During the ‘Scaling Up’ period that Kernl went through, I also ran into issues with Apache.  I started out by using Apache as a reverse proxy because I was familiar with it, but it started to fall over on me when I would occasionally receive requests rates of about 20/s.  Instead of tweaking Apache, I switched to using Nginx and have yet to run in to any issues with it.  I’m sure Apache can handle far more that 20 requests/s, but I simply don’t know enough about tweaking it’s settings to make that happen.

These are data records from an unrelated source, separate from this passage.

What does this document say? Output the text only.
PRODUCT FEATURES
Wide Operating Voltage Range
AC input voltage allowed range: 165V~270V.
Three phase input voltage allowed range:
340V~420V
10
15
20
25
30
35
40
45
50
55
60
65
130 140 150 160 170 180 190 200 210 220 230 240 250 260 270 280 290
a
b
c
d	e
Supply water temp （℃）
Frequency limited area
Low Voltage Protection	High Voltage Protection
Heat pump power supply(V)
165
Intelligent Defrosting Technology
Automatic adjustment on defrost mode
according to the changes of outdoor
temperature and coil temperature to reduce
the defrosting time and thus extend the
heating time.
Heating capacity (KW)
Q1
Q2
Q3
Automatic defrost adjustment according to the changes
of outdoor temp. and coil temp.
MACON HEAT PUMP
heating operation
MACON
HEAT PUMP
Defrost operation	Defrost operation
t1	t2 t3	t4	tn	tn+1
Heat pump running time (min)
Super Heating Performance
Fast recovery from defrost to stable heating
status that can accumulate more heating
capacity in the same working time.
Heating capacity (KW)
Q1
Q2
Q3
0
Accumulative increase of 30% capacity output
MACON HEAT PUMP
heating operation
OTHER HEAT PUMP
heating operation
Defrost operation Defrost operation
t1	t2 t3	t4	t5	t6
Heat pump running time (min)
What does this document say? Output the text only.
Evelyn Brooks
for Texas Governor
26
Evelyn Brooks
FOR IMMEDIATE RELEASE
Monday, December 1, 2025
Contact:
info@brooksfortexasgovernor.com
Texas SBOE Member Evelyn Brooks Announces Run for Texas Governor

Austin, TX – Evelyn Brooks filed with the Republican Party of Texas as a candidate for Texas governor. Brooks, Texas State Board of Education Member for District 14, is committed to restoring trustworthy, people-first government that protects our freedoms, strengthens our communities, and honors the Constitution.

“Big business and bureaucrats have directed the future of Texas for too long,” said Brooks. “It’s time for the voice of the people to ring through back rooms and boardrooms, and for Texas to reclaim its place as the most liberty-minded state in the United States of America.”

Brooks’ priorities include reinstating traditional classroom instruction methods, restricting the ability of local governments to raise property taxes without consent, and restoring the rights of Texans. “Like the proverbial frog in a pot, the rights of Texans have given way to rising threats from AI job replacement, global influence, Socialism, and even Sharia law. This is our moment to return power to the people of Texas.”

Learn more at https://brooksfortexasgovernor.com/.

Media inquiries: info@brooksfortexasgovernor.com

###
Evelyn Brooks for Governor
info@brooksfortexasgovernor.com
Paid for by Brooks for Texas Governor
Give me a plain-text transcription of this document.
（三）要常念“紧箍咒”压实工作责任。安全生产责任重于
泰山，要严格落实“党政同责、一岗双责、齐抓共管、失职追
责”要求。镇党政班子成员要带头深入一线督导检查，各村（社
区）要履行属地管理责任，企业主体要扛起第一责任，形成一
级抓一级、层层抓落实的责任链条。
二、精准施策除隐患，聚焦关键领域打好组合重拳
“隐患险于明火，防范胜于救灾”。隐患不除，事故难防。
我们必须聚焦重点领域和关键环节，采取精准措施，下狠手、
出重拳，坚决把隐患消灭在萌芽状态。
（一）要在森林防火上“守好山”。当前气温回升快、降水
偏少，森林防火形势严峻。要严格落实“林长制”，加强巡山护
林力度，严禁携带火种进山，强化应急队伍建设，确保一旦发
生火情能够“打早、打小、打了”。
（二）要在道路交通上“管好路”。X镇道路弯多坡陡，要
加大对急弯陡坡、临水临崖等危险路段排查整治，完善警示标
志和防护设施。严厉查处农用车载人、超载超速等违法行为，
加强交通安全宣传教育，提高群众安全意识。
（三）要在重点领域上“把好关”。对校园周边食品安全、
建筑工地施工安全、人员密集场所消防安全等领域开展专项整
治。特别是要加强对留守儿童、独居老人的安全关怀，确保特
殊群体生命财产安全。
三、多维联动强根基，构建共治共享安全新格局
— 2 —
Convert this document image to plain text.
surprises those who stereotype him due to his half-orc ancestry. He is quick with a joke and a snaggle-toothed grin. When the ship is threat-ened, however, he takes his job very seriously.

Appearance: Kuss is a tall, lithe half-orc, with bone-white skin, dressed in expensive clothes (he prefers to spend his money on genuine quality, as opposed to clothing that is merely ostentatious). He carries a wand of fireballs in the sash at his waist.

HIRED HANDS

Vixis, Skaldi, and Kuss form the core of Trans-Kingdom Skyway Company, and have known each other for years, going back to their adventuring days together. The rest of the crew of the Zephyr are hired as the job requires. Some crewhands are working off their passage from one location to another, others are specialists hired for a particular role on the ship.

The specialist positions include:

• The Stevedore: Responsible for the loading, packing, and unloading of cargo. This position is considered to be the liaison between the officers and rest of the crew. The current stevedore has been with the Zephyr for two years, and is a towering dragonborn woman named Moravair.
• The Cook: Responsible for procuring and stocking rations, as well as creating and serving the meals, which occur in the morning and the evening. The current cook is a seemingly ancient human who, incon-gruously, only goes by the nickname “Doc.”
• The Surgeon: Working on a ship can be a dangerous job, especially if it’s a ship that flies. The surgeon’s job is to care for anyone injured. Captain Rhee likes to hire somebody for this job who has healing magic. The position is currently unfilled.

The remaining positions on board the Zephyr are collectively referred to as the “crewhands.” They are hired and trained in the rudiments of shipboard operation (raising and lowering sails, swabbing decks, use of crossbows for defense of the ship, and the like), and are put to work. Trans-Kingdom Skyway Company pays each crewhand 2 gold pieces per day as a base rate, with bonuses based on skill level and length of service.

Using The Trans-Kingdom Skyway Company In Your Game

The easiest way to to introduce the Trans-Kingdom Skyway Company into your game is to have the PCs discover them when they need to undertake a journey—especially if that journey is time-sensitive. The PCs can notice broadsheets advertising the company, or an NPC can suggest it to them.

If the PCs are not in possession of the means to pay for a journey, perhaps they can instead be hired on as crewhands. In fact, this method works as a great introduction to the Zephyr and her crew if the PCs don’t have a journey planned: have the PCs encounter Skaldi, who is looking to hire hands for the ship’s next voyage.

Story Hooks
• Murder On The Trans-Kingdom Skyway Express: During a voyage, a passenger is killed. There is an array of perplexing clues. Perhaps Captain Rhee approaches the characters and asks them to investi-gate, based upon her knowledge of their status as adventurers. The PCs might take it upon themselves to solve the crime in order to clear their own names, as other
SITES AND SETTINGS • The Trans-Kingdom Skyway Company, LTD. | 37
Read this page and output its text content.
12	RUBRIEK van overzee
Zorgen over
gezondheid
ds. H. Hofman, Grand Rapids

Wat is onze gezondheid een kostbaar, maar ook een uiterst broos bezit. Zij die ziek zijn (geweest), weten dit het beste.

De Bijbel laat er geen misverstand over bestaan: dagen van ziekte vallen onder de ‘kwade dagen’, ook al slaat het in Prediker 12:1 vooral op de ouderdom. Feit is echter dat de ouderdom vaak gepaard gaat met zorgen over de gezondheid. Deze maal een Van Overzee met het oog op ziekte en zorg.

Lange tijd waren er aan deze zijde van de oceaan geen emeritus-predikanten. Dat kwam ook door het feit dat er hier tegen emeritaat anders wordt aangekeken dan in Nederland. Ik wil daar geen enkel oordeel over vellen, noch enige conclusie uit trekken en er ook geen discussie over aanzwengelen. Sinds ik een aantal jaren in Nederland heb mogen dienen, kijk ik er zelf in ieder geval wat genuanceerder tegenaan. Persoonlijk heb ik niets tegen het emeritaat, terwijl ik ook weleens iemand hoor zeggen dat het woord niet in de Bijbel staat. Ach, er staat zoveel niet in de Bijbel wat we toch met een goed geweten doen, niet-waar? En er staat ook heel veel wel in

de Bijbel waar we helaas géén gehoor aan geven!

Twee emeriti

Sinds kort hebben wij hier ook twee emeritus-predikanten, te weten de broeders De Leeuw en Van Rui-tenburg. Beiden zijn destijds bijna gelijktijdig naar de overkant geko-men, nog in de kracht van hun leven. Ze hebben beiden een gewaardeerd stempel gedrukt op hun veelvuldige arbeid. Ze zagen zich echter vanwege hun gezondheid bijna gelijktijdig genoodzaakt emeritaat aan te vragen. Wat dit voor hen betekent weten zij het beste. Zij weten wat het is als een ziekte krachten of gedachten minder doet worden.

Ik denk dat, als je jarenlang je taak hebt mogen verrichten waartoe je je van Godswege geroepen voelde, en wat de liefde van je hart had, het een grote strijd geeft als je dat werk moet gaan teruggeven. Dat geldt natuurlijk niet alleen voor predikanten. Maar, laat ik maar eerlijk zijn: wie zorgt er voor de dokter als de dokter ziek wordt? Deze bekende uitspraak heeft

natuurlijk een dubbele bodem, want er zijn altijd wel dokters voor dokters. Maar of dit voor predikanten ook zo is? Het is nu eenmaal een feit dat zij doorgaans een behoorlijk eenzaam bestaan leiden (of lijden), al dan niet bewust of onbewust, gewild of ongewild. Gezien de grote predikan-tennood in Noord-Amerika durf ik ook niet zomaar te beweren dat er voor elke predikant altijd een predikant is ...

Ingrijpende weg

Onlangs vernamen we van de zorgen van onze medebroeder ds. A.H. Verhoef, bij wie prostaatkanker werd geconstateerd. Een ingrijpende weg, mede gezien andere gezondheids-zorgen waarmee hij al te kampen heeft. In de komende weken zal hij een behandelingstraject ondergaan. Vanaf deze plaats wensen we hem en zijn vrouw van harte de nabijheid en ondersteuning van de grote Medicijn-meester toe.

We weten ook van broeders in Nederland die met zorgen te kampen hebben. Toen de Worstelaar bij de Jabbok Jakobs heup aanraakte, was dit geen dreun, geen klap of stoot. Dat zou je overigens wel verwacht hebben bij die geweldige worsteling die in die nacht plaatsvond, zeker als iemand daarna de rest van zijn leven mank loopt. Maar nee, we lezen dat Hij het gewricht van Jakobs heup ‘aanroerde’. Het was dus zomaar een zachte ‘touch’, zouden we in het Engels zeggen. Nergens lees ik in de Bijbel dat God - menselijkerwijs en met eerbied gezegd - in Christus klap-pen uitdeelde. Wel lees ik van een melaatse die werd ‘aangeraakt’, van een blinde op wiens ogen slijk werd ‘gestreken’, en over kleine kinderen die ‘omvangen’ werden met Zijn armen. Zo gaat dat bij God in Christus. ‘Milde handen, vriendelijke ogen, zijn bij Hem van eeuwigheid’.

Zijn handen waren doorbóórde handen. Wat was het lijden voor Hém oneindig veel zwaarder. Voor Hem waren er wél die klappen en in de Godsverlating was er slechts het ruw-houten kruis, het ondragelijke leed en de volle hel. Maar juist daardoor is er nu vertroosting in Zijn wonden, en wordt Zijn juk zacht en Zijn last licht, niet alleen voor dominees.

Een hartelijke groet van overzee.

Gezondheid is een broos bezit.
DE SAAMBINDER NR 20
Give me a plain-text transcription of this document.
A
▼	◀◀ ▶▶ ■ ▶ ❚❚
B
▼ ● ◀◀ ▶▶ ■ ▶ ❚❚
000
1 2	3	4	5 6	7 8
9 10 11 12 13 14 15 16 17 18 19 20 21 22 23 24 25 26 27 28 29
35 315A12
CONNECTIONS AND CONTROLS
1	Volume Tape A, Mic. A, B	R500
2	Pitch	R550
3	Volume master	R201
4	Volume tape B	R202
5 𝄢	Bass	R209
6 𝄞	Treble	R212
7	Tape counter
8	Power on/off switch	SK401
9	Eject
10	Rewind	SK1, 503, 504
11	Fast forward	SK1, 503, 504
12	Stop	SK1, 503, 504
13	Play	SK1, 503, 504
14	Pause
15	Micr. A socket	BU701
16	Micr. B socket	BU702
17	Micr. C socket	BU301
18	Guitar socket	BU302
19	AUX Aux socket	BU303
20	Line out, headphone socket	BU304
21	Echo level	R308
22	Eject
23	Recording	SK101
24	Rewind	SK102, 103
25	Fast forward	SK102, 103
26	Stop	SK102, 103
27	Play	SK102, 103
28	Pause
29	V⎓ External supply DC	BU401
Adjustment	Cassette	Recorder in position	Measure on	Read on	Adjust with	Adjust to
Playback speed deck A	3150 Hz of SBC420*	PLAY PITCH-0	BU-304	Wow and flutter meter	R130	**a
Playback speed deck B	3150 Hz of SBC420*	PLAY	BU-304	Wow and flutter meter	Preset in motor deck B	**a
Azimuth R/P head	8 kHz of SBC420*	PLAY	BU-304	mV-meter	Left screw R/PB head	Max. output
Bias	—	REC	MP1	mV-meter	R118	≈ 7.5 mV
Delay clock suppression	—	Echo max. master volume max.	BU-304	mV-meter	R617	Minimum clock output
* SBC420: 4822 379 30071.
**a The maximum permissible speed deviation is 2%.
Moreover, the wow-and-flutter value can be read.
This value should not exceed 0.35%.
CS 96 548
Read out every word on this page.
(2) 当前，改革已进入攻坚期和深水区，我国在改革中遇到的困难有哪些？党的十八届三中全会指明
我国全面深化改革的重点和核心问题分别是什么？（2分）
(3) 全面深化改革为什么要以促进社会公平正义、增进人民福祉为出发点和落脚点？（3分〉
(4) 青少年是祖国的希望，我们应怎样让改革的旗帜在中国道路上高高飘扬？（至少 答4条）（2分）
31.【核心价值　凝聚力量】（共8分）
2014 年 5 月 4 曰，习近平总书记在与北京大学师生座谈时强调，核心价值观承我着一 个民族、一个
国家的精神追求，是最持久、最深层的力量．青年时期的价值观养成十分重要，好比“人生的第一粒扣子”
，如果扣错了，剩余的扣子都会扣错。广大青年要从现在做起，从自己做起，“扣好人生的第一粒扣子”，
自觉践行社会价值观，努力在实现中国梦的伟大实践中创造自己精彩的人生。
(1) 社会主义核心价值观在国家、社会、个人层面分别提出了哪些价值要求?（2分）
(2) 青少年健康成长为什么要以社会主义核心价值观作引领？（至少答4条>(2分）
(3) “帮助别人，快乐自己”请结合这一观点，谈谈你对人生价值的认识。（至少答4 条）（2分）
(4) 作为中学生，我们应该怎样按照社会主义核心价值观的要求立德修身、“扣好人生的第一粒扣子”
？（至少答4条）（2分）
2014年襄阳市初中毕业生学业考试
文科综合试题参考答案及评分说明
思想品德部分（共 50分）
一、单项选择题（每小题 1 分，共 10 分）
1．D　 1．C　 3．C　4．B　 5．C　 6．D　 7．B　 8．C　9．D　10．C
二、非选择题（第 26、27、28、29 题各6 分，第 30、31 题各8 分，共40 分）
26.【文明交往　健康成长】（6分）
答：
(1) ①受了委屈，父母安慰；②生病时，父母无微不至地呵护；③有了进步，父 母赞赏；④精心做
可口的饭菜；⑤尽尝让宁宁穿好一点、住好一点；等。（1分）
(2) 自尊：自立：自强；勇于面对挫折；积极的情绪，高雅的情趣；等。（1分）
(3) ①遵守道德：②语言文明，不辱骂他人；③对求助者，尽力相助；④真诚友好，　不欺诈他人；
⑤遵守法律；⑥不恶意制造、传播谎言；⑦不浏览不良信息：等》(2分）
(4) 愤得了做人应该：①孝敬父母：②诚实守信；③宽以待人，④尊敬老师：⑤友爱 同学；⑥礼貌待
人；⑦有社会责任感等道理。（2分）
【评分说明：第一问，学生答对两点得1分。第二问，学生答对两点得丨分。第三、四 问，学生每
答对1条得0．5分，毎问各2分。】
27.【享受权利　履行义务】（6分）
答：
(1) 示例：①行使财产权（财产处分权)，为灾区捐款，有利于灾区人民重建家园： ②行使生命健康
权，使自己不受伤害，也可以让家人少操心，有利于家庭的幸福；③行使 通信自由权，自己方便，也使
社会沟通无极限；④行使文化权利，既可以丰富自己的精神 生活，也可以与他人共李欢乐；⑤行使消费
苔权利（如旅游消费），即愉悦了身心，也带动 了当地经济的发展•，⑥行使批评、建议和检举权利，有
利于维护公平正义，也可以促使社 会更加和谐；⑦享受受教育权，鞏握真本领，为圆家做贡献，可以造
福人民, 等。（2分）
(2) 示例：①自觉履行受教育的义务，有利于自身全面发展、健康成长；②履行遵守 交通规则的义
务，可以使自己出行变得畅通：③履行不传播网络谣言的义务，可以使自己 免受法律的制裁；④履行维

SCaling Out & Increasing Availability

For the rest of 2015 Kernl saw continued steady growth.  As Kernl grew and customers started to rely on it for more than just updates (Bitbucket / Github push-to-build), I knew that it was time to make things far more reliable and resilient than they currently were.  Over the course of 6 months, I made the following changes:

  • Moved file storage to AWS S3 – One thing that occasionally brought Kernl down or resulted in dropped connections was when a large customer would push an update out.  Lots of connections would stay open while the files were being download, which made it hard for other requests to get through without timing out.  Moving uploaded files to S3 was a no-brainer, as it makes scaling file downloads stupid-simple.
  • Moved Mongo to – One thing I learned about Mongo was that managing a cluster is a huge pain in the ass.  I tried to run my own Mongo cluster for a month, but it was just too much work to do correctly.  In the end, paying $18/month was the best choice.  They’re also awesome at what they do and I highly recommend them.
  • Moved Nginx to it’s own server – In the very beginning, Nginx lived on the same box as the Node application.  For better scaling (and separation of concerns) I moved Nginx to it’s own $5 droplet.  Eventually I would end up with 2 Nginx servers when I implemented a floating ip address.
  • Added more Node servers – With Nginx living on it’s own server, Mongo living on, and files being served off of S3, I was able to finally scale out the Node side of things.  Kernl currently has 3 Node app servers, which handle requests rates of up to 170/second.

Final Thoughts

Over the past year I’ve wondered if taking the time to build things right the first time through would have been worth it.  I’ve come to the conclusion that optimizing for simplicity is probably what kept me interested in Kernl long enough to make it profitable.  I deal with enough complication in my day job, so having to deal with it in a “fun” side project feels like a great way to kill passion.